If we are to overcome this crisis, and pay down our national debt without returning to austerity, we must invest in skills to increase productivity and drive growth. The country cannot afford to play the waiting game on this issue.

We must of course tackle immediate issues such as restoring jobs and increasing consumer spending, but the UK Government must also ensure that its recovery strategy encompasses long-term priorities.

This includes putting a greater focus on tackling our widening skills gap, faltering productivity, and failing social mobility to deliver a truly inclusive, lasting economic recovery and propel our resilience to the next level. This will be the uphill battle of the UK’s post-lockdown world.

Andrew Harding, FCMA, CGMA, Chief Executive — Management Accounting, The Chartered Institute of Management Accountants, part of the Association of International Certified Professional Accountants

The Chartered Institute of Management Accountants recommendations for COVID-19 recovery strategy

The Chartered Institute of Management Accountants (CIMA), the world’s largest body of management accountants, released a set of recommendations (2 Jul) designed to support the UK Government to navigate challenges posed by the coronavirus pandemic, aid the country’s economic recovery and build business resilience to future crises.

CIMA provides 20 recommendations and is calling for the Government to concentrate on four key areas:

1. Investing in skills to help generate economic growth and improve productivity.

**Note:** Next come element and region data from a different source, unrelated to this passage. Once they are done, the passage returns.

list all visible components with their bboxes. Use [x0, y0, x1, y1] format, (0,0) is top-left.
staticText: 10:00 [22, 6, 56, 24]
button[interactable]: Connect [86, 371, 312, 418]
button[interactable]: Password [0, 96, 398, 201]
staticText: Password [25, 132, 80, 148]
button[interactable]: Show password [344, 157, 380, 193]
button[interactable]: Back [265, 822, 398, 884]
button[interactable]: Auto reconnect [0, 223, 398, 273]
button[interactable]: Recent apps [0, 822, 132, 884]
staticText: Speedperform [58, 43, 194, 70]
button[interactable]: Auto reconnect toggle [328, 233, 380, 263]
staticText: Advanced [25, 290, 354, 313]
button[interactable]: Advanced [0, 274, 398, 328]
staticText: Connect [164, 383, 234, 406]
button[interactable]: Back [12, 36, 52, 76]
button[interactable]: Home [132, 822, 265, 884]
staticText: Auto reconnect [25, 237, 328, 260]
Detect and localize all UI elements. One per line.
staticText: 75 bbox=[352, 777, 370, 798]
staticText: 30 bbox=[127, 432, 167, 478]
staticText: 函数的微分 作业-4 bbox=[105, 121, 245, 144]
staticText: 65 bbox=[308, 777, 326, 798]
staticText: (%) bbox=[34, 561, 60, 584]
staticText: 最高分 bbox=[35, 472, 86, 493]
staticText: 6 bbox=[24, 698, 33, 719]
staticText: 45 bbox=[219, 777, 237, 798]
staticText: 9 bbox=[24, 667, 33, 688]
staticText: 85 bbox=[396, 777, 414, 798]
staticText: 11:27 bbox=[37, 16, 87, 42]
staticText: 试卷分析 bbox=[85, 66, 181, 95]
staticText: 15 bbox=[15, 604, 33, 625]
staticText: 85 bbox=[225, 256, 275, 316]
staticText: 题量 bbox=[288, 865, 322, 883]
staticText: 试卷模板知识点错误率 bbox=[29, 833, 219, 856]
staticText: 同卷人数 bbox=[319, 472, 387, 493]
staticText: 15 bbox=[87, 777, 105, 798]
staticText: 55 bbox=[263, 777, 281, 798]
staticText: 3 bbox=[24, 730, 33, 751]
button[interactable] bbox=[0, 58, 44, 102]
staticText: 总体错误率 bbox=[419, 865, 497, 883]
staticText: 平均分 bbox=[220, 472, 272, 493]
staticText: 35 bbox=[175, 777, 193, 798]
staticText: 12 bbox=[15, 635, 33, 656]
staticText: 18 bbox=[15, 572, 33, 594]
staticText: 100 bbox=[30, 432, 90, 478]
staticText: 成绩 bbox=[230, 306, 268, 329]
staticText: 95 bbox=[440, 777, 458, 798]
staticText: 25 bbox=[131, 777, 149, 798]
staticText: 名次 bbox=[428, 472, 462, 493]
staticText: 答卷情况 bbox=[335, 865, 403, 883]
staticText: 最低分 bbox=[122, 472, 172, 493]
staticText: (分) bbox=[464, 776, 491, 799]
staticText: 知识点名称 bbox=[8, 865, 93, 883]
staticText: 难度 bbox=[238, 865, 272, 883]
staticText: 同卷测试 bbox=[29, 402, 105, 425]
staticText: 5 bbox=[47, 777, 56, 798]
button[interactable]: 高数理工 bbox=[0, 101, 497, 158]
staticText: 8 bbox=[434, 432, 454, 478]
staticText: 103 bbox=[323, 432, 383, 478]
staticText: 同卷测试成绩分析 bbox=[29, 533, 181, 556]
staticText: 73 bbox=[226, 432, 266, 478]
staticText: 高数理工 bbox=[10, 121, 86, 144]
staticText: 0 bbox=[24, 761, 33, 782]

Key recommendations encompass changing the Apprenticeship Levy to an Apprenticeship and Skills Levy for all workers to ensure businesses have the talent they need to succeed now and in the future; investing towards higher level apprenticeships to raise the skill levels of the UK workforce, meet the demands of the economy and encourage social mobility; and driving regional investments to deliver new skills clusters to kickstart innovation, attract inward investments and drive economic growth.

2. Providing businesses and consumers with confidence to invest and do business.

Key recommendations relate to temporarily lowering VAT to encourage business and consumer spending; cutting employers’ national insurance bills to help keep people employed and create new jobs; and proactively supporting businesses to seize new opportunities notably through the creation of a Growth Accelerator scheme for SMEs. 

3. Providing businesses with certainty.

Key recommendations pertain to outlining business tax plans for the next two years so companies can make informed investment decisions; pausing plans to implement new business regulations to ensure companies can focus on recovery; supporting businesses to build resilience in their supply chains to weather future shocks; and ensuring free movement of professionals as well as mutual recognition of professional qualifications in future trade deals.

4. Creating a more sustainable business environment.

Key recommendations include supporting the adoption of integrated reporting for businesses across the UK to better showcase how they create value, beyond financial results, for all stakeholders; reform UK insolvency and administration practices to allow for certain viable businesses to re-structure and survive – this will help secure jobs, ensure creditors are paid, and secure tax revenue; and investing in green infrastructure supporting a net-zero recovery and future business sustainability.